Avec Animals , le réalisateur Nabil Ben Yadir ( Les Barons ) secoue le paysage cinématographique belge. Le film, qui nous raconte l’assassinat homophobe de Ihsane Jarfi en 2012, provoque une déflagration rarement vue au cinéma. La particularité de cette bombe ? La violence est ici montrée via une caméra de GSM, renforçant considérablement la sensation de réel. Un choc, assurément.
En choisissant de mettre en scène le tragique assassinat de Ihsane Jarfi, Nabil Ben Yadir s’attaque à un sujet plus que délicat. Dans un monde où l’homosexualité est encore violemment condamnée dans certains endroits du globe, raviver dans les mémoires cette sombre histoire est un exercice périlleux. C’est dans ce type d’exercice que l’on reconnaît les réalisateurs de talent et Ben Yadir en est un.
L’histoire est aussi simple que terrifiante. Sans nouvelles de son compagnon Thomas, Brahim part à sa recherche dans un bar homosexuel qu’ils fréquentent tous deux. En sortant, il aide une jeune femme se faisant insulter par quatre hommes en voiture. Après avoir accepté une virée avec eux, Brahim ignore qu’il vient d’embarquer pour ce qui sera le dernier trajet de sa vie.
Animals est une expérience cinématographique que l’on pourrait diviser en deux temps. La première nous montre Brahim à l’anniversaire de sa mère, attendant la venue de Thomas (qu’il fera passer pour un simple ami auprès de sa famille). Après de multiples appels et messages sans réponses, il quitte la soirée pour tenter de le retrouver. Ce qui est impressionnant dans cette première partie est que le cœur du film n’a pas encore commencé. Pourtant, une tension est déjà installée. En choisissant de ne pas nous montrer à quoi ressemble Thomas et en donnant peu d’informations sur lui, le spectateur est déjà en proie à de multiples questionnements. Pourquoi n’est-il pas venu ? Lui est-il arrivé quelque chose ? Autant d’interrogations qui ne trouveront pas de réponses.
Après cette première partie qui introduit déjà certains enjeux, la plongée dans l’horreur commence.

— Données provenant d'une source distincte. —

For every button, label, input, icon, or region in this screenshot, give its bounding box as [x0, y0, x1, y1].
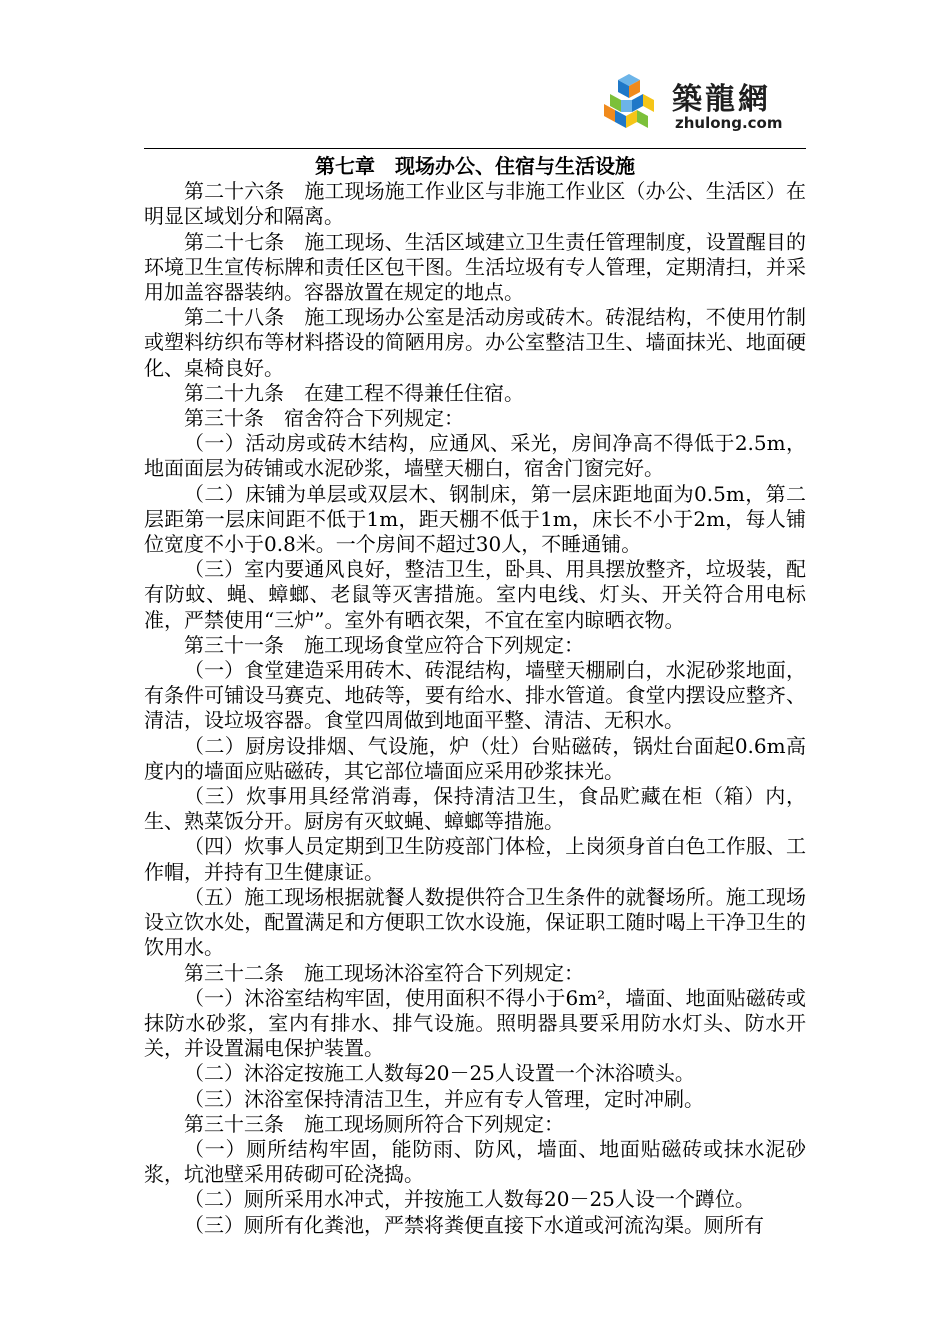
paragraph: （三）沐浴室保持清洁卫生，并应有专人管理，定时冲刷。: [184, 1086, 704, 1111]
paragraph: 第二十六条 施工现场施工作业区与非施工作业区（办公、生活区）在明显区域划分和隔离。: [144, 179, 806, 229]
paragraph: （三）炊事用具经常消毒，保持清洁卫生，食品贮藏在柜（箱）内，生、熟菜饭分开。厨房有灭蚊蝇、蟑螂等措施。: [144, 784, 806, 834]
paragraph: 第三十条 宿舍符合下列规定：: [184, 406, 464, 431]
paragraph: （三）室内要通风良好，整洁卫生，卧具、用具摆放整齐，垃圾装，配有防蚊、蝇、蟑螂、老鼠等灭害措施。室内电线、灯头、开关符合用电标准，严禁使用“三炉”。室外有晒衣架，不宜在室内晾晒衣物。: [144, 557, 806, 632]
paragraph: （二）厨房设排烟、气设施，炉（灶）台贴磁砖，锅灶台面起0.6m高度内的墙面应贴磁砖，其它部位墙面应采用砂浆抹光。: [144, 733, 806, 783]
header-rule: [144, 148, 806, 149]
zhulong-cube-logo-icon: [596, 70, 662, 136]
paragraph: （二）床铺为单层或双层木、钢制床，第一层床距地面为0.5m，第二层距第一层床间距不低于1m，距天棚不低于1m，床长不小于2m，每人铺位宽度不小于0.8米。一个房间不超过30人，不睡通铺。: [144, 481, 806, 557]
paragraph: 第三十一条 施工现场食堂应符合下列规定：: [184, 632, 584, 657]
paragraph: 第三十三条 施工现场厕所符合下列规定：: [184, 1111, 564, 1136]
paragraph: 第二十七条 施工现场、生活区域建立卫生责任管理制度，设置醒目的环境卫生宣传标牌和责任区包干图。生活垃圾有专人管理，定期清扫，并采用加盖容器装纳。容器放置在规定的地点。: [144, 229, 806, 305]
paragraph: （四）炊事人员定期到卫生防疫部门体检，上岗须身首白色工作服、工作帽，并持有卫生健康证。: [144, 834, 806, 884]
logo-brand-en: zhulong.com: [675, 114, 783, 132]
document-body: [144, 154, 806, 1238]
paragraph: （二）沐浴定按施工人数每20－25人设置一个沐浴喷头。: [184, 1061, 695, 1086]
paragraph: 第三十二条 施工现场沐浴室符合下列规定：: [184, 960, 584, 985]
paragraph: 第二十九条 在建工程不得兼任住宿。: [184, 380, 524, 405]
paragraph: （三）厕所有化粪池，严禁将粪便直接下水道或河流沟渠。厕所有: [184, 1212, 764, 1237]
paragraph: （五）施工现场根据就餐人数提供符合卫生条件的就餐场所。施工现场设立饮水处，配置满足和方便职工饮水设施，保证职工随时喝上干净卫生的饮用水。: [144, 884, 806, 960]
zhulong-logo[interactable]: [596, 70, 806, 136]
logo-brand-cn: 築龍網: [672, 82, 771, 117]
paragraph: （一）活动房或砖木结构，应通风、采光，房间净高不得低于2.5m，地面面层为砖铺或水泥砂浆，墙壁天棚白，宿舍门窗完好。: [144, 431, 806, 481]
paragraph: （一）厕所结构牢固，能防雨、防风，墙面、地面贴磁砖或抹水泥砂浆，坑池壁采用砖砌可砼浇捣。: [144, 1136, 806, 1187]
paragraph: （一）沐浴室结构牢固，使用面积不得小于6m²，墙面、地面贴磁砖或抹防水砂浆，室内有排水、排气设施。照明器具要采用防水灯头、防水开关，并设置漏电保护装置。: [144, 985, 806, 1061]
chapter-title: 第七章 现场办公、住宿与生活设施: [315, 154, 635, 178]
paragraph: （二）厕所采用水冲式，并按施工人数每20－25人设一个蹲位。: [184, 1187, 755, 1212]
paragraph: （一）食堂建造采用砖木、砖混结构，墙壁天棚刷白，水泥砂浆地面，有条件可铺设马赛克、地砖等，要有给水、排水管道。食堂内摆设应整齐、清洁，设垃圾容器。食堂四周做到地面平整、清洁、无积水。: [144, 658, 806, 733]
paragraph: 第二十八条 施工现场办公室是活动房或砖木。砖混结构，不使用竹制或塑料纺织布等材料搭设的简陋用房。办公室整洁卫生、墙面抹光、地面硬化、桌椅良好。: [144, 305, 806, 380]
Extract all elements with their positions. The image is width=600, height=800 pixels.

Dès lors que Brahim rentre dans la voiture, le film nous prive d’oxygène. Les dialogues sont crus, vulgaires et remplis de haine. On comprend facilement que quelque chose de grave est sur le point de se produire. Lorsque les quatre individus comprennent que Brahim est gay, l’agressivité monte. Rué de coups et placé dans le coffre tel un morceau de viande, Brahim est amené dans un terrain vague à l’abri des regards. Là, sa condition d’être humain lui sera refusée en étant torturé et humilié.
C’est à ce moment précis que Animals devient visionnaire : exit la caméra classique, place à celle d’un smartphone. En plus d’être audacieux, ce choix artistique est terriblement pertinent tout en étant dérangeant. Les minutes passent et l’épouvante devant la scène ne fait que grandir. À la manière de la séquence de viol d ’ Irreversible , tout est brut, malheureusement humain et donc forcément plus réaliste.
En assistant à ce carnage de violence déraisonné, filmé par un simple smartphone, le spectateur se retrouve inexorablement dans une position voyeuriste. Comme s’il assistait à quelque chose de vrai, sans mise en scène. Et c’est là que le film percute où il faut, en interrogeant notre rapport à l’image : cet insatiable envie de tout filmer, quitte à en oublier une quelconque morale ou humanité. La dernière partie, qui se concentre sur un des quatre agresseurs, nous montre comment une éducation chaotique peut engendrer un être ne laissant que sa part d’animalité s’exprimer.
Animals est un film violent, dérangeant mais nécessaire. Parfois, voir l’insoutenable permet de réveiller certaines consciences et ainsi agir de la sorte. Le 7e art a besoin d’œuvres comme celles-ci, dans un but de mémoire et de conscientisation. Un grand film à la mémoire de ceux qui ne sont plus.